I'm faced w/a similar issue. I recently go a new s-line grill for a steal and I only wanted the black surround. Don't want the badge either, so I will be trying the swap as well. 


_Modified by Euronymous Prime at 10:44 AM 3/24/2010_


----------



## FreeGolf (Sep 18, 2003)

please let me know how it goes... i do not want to go with fk or non oem parts... the fk grille has a cut-out for euro plate and kind of defeats the purpose of having a clean front if youre going to have a divet or tub for a euro plate.


----------



## ECS Tuning - Audi (Oct 12, 2009)

*FV-QR*

If you don't want the Fk grille, how about this: OEM A3 blackout grille You can use whatever plate filler you'd like with this.


----------



## krazyboi (May 19, 2004)

*FV-QR*


_Quote, originally posted by *[email protected]* »_If you don't want the Fk grille, how about this: OEM A3 blackout grille You can use whatever plate filler you'd like with this.


I'll *take* the FK grill.


----------



## FreeGolf (Sep 18, 2003)

*Re: FV-QR ([email protected])*


_Quote, originally posted by *[email protected]* »_If you don't want the Fk grille, how about this: OEM A3 blackout grille You can use whatever plate filler you'd like with this.

that is the one i wanted to go with however i need to know if it will fit in an S-Line bumper. if so done deal.


----------



## ECS Tuning - Audi (Oct 12, 2009)

*FV-QR*

Then its a done deal, it fits


----------



## krazyboi (May 19, 2004)

*FV-QR*

Screw the OEM one. Save some money and get the FK blackout one


----------



## FreeGolf (Sep 18, 2003)

i dont like the euro tub. i will be plateless and it looks silly to have a cut out for a plate that isnt there... plus i prefer oem over after market parts when it comes to items like this.

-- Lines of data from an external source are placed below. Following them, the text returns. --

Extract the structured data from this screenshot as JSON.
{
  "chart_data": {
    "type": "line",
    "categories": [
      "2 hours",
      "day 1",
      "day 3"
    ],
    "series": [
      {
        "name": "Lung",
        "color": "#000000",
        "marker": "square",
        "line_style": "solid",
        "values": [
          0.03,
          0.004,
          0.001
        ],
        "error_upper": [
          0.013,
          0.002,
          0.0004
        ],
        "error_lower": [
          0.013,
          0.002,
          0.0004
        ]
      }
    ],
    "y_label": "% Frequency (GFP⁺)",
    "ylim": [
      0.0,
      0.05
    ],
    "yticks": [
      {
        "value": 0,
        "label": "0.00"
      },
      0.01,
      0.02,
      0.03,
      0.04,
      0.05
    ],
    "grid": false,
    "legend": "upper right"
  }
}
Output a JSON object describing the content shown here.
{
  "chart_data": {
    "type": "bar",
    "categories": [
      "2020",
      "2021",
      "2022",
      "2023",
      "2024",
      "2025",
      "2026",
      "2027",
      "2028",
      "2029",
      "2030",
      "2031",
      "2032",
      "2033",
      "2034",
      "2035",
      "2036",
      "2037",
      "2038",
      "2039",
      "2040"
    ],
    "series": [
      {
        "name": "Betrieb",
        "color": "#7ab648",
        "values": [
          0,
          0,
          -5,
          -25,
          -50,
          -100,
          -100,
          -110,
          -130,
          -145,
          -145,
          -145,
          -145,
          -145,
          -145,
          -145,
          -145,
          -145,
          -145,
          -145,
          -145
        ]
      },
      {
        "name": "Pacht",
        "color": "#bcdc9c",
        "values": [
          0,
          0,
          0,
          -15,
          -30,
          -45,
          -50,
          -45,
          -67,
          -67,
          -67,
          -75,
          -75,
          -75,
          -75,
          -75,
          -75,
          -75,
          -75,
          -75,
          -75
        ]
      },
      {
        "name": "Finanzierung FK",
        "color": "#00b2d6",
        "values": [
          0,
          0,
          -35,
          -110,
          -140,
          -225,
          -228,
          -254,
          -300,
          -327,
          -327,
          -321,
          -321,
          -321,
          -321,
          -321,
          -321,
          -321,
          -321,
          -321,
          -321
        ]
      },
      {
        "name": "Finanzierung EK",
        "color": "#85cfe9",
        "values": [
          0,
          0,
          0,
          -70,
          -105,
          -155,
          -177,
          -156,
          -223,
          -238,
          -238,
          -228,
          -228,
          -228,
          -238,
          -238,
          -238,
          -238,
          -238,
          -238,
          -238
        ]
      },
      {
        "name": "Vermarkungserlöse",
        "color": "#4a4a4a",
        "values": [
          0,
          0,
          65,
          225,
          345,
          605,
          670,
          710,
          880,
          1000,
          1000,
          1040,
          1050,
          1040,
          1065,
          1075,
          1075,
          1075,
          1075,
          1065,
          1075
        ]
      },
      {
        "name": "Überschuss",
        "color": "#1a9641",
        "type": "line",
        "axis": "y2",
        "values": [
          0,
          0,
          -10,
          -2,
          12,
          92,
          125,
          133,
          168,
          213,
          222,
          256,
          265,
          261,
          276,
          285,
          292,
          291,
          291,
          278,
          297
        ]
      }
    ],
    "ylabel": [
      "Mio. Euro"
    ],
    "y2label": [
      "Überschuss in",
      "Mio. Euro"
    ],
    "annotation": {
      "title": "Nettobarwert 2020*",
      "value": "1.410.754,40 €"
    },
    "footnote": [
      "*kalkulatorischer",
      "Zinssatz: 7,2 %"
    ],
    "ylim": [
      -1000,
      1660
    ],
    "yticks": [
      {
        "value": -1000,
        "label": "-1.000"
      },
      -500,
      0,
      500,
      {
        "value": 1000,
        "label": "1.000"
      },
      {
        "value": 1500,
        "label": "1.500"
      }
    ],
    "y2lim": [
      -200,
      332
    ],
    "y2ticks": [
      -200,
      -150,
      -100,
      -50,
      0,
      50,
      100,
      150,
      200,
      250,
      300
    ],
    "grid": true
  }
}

_Quote, originally posted by *[email protected]* »_Then its a done deal, it fits









thank you. expect an order shortly.


----------



## HappyBlumpkin (Nov 20, 2008)

*Re: non s-line grill on s-line bumper... (FreeGolf)*

I have a non-sline grill in an Sline bumper, fits in fine.


----------



## FreeGolf (Sep 18, 2003)

excellent, thank you for the confirmation. now i will buy one.


----------



## Euronymous Prime (Oct 23, 2000)

*FV-QR*

Sorry, I think my situation was the reverse of yours...mounting sline grill in non sline. It fit fine, btw.
Only thing I still have to figure out is what to do for the sline badge, since mine's an 06 w/sport package.


----------



## FreeGolf (Sep 18, 2003)

that is the whole thing i would like to avoid. i want the least amount of badges as possible.


----------



## Uber-A3 (Feb 23, 2002)

*Re: (FreeGolf)*

all the grills are interchangeable in pre face lift cars


----------



## FreeGolf (Sep 18, 2003)

excellent, thank you for the heads up.


----------



## FreeGolf (Sep 18, 2003)

installed the other weekend, didnt get around to loading pics until this evening... poor pic but all i have at the moment... 










did solaris marker lights as well and front plate delete. 

not really mods, and i hate posting pics of a stock car but for those that were wondering or wanted to see what it looked like to help them make the decision as well, here you go.


----------